Diğer Tıbbi Sorunlar
Aşağıdaki bozuklukların belirtileri de Baller-Gerold sendromununkilere benzer, bu nedenle karşılaştırmalar ayırıcı tanı için faydalı olabilir:
Crouzon Sendromu
Crouzon sendromu nadir görülen bir genetik bozukluktur. Kafatasının belirli kemikleri arasında fibröz eklemlerin (dikişlerin) erken füzyonunun olduğu bir durum olan bir kraniyosinostoz şeklidir. Dikişler, bir bebeğin kafasının büyümesine ve genişlemesine izin verir. Sonunda, bu kemikler birleşerek kafatasını oluşturur. Crouzon sendromunda, sütürler zamanından önce kaynaşır ve kafatasının ve başın düzgün büyümesini etkiler ve potansiyel olarak kafatasının şeklini ve gelişimini değiştirir. Yüzdeki bazı kemikler de etkilenebilir. Kraniosinostozun şiddeti, bir bebekte diğerine kıyasla farklı olabilir. Semptomlar öncelikle yüz ve kafa anormalliklerini içerir. Zeka genellikle etkilenmez. Crouzon sendromuna FGFR genlerinden birindeki, genellikle FGFR2'deki değişiklikler (mutasyonlar) neden olur ve otozomal dominant bir şekilde kalıtılır.
Fanconi Anemisi
Fanconi anemisi (FA), kalıtsal kemik iliği yetmezliği sendromları kategorisinde nadir görülen bir genetik bozukluktur. Hastaların yarısına 10 yaşından önce teşhis konulurken, yaklaşık %10'u erişkin olarak teşhis edilir. Küçük boy, anormal başparmak ve(ya) yarıçap kemikleri, cilt pigmentasyonu, küçük kafalar, küçük gözler, anormal böbrek yapıları, kalp ve iskelet anomalileri gibi doğum kusurları olan hastalarda erken teşhis kolaylaşır.
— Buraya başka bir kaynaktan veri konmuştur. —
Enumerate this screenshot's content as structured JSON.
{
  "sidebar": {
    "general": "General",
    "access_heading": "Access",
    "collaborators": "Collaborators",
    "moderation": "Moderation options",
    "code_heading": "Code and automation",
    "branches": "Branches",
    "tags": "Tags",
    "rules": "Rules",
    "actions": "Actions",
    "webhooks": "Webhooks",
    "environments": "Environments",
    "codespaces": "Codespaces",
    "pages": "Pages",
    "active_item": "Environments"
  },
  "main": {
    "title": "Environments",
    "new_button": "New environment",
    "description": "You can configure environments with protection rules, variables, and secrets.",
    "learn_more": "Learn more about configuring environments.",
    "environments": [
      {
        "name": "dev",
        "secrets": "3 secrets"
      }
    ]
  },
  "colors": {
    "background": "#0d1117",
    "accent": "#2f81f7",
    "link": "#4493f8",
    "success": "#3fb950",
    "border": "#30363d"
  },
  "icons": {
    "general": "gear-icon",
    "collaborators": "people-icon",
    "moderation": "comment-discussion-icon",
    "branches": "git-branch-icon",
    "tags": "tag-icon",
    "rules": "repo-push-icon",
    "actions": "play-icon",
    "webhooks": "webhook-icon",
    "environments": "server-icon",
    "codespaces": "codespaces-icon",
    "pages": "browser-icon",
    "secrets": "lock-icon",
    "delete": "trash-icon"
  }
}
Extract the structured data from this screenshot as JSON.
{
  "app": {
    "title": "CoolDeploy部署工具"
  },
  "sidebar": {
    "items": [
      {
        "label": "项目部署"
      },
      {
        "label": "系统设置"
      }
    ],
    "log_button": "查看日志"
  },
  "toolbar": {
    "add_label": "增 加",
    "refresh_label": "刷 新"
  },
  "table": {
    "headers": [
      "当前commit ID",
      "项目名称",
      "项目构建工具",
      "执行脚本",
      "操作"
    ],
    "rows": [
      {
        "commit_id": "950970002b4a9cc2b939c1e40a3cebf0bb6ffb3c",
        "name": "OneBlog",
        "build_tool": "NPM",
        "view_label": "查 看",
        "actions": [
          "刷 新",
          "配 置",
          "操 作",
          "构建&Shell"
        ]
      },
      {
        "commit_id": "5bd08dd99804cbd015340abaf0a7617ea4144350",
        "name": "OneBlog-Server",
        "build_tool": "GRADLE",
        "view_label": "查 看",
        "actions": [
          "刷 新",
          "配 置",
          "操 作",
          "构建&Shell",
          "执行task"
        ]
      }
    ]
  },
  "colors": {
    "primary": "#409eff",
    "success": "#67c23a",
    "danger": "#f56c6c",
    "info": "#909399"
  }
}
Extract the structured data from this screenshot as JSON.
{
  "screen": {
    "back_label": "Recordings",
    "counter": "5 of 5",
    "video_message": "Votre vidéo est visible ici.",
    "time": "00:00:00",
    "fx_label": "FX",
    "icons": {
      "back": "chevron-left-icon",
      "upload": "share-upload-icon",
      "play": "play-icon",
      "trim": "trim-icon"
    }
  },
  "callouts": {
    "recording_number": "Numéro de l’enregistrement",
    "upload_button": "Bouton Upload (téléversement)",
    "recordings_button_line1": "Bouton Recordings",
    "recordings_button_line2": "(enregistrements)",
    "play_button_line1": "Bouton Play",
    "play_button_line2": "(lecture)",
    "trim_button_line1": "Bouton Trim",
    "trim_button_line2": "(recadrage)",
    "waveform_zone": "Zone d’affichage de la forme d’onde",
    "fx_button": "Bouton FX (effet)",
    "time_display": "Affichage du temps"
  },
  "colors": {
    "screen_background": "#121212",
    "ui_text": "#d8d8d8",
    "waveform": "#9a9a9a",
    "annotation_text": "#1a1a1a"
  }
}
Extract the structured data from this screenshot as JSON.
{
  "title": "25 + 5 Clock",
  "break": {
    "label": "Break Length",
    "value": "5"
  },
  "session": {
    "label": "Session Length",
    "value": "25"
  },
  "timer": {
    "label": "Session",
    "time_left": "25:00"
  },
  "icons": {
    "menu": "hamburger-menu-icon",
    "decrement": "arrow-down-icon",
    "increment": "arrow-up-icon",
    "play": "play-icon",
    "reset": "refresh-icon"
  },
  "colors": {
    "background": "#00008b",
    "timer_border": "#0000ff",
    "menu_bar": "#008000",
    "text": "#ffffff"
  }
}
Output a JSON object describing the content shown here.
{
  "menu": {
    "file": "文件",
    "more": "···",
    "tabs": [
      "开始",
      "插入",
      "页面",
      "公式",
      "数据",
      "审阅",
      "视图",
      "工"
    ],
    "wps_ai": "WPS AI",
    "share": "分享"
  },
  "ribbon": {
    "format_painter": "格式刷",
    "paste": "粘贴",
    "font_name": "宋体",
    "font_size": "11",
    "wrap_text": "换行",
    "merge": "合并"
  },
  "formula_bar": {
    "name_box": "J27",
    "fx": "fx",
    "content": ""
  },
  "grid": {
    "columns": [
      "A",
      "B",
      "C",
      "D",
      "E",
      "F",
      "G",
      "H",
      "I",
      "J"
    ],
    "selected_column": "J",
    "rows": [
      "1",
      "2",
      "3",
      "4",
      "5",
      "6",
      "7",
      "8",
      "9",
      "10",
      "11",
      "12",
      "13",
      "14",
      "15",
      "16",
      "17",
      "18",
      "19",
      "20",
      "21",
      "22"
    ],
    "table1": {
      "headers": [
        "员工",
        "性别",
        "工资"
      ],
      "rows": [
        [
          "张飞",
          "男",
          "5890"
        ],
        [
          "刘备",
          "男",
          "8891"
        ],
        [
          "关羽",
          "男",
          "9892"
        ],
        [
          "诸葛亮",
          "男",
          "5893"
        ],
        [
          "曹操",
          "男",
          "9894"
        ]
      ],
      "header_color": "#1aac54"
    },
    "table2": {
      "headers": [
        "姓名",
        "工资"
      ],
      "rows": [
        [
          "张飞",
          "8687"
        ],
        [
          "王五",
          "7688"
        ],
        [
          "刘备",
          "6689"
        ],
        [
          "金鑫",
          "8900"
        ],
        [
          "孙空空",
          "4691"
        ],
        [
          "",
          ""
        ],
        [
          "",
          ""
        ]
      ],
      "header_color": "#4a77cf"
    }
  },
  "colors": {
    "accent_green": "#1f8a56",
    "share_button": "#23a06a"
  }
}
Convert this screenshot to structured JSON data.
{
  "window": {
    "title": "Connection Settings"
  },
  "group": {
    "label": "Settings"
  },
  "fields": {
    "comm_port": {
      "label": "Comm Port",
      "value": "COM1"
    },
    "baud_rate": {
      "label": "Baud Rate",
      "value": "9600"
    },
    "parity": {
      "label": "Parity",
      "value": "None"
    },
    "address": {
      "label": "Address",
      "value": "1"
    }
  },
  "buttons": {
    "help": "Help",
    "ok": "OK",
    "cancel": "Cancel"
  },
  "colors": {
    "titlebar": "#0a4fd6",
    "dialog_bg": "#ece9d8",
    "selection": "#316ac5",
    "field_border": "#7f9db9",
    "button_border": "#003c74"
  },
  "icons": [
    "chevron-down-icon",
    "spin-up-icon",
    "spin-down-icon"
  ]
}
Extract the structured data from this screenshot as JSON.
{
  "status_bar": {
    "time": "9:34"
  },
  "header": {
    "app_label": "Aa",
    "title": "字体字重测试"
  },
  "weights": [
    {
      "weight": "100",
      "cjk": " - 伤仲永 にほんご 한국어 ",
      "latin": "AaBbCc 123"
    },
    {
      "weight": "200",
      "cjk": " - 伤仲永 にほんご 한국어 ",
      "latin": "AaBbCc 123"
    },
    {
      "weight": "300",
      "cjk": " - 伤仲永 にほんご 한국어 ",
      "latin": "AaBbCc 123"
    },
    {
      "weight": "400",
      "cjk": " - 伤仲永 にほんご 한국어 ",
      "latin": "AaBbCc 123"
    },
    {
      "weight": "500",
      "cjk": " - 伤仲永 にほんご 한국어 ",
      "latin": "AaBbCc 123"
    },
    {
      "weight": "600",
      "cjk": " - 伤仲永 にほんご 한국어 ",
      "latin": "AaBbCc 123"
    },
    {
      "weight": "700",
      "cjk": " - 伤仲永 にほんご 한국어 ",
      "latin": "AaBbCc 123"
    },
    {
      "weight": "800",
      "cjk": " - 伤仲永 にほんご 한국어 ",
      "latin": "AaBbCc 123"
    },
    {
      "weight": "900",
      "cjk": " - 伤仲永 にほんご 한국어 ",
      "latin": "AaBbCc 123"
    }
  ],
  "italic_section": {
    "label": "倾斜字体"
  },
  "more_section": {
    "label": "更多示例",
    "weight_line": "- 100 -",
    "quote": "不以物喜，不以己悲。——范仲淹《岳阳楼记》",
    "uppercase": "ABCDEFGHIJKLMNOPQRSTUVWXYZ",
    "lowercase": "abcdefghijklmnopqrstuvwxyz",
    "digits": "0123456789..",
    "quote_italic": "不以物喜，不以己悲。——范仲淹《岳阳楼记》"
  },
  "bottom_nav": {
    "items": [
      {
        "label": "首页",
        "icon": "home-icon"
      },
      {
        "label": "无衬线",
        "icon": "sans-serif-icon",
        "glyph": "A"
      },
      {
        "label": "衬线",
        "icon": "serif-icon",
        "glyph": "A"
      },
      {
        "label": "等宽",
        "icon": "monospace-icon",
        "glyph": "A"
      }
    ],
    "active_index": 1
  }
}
Bozukluk genellikle kan hücrelerinin, kırmızı kan hücrelerinin, beyaz kan hücrelerinin ve trombositlerin tüm kemik iliği üretiminin ilerleyici eksikliği ile ilişkilidir. Etkilenen bireylerin, akut miyeloid lösemi (AML) adı verilen kemik iliğinde kan oluşturan hücre kanseri veya baş, boyun, cilt, gastrointestinal sistem veya genital sistem tümörleri geliştirme riski yüksektir. FA erkeklerde ve kadınlarda eşit olarak bulunur ve tüm etnik gruplarda bulunur. Genellikle otozomal resesif bir genetik bozukluk olarak kalıtılır, ancak X'e bağlı resesif kalıtım da bildirilmiştir.
Fetal Valproat Sendromu
Fetal valproat sendromu (FVS), doğmamış bebeğin gebeliğin ilk üç ayında (ilk trimester) valproik asit veya sodyum valproata (dalpro, depakene, depakote, depakote sprinkle, divalproex, epival, miproik asit) maruz kalması sonucu oluşan nadir bir durumdur. Valproik asit, belirli nöbet tiplerini (epilepsi), bipolar bozukluğu ve migreni tedavi etmek için kullanılan bir ilaçtır. Valproik aside maruz kalan birçok bebek sağlıklı doğmasına rağmen, bu ilacı alan hamile kadınların küçük bir yüzdesi FVS ile doğabilir. Bu durumun kesin prevalansı henüz belirlenmemiştir. Bu durumun belirtileri arasında spina bifida gibi nöral tüp kusurları, belirgin yüz özellikleri, doğuştan kalp kusurları ve diğer kas-iskelet sistemi anormallikleri sayılabilir.
Teşhis Yöntemleri
Genetik veya nadir görülen bir hastalık için teşhis koymak çoğu zaman zor olabilir. Baller-Gerold sendromu, klinik muayeneye, semptomlara dayanarak teşhis edilir ve genetik testlerle doğrulanır. BGS, hamilelik sırasında ultrason muayenesi ve doğum öncesi testler kullanılarak teşhis edilebilir.
Tanı, risk değerlendirmesi, tarama veya terapötik yönetim gibi farklı amaçlar için yapılan birçok farklı test türleri mevcuttur.[8] Ülkemizde bu sendromun tanısında kullanılan biri doğum öncesi, diğeri doğum sonrası olmak üzere 2 farklı test yapılmaktadır.[8]
- Baller-Gerold sendromu, 218600, Otozomal çekinik; BGS (Baller-Gerold sendromu) (RECQL4 geni) (Sekans Analizi-Tüm Kodlama Eksonları) (Prenatal) (GTR Test Kimliği GTR000586484.1)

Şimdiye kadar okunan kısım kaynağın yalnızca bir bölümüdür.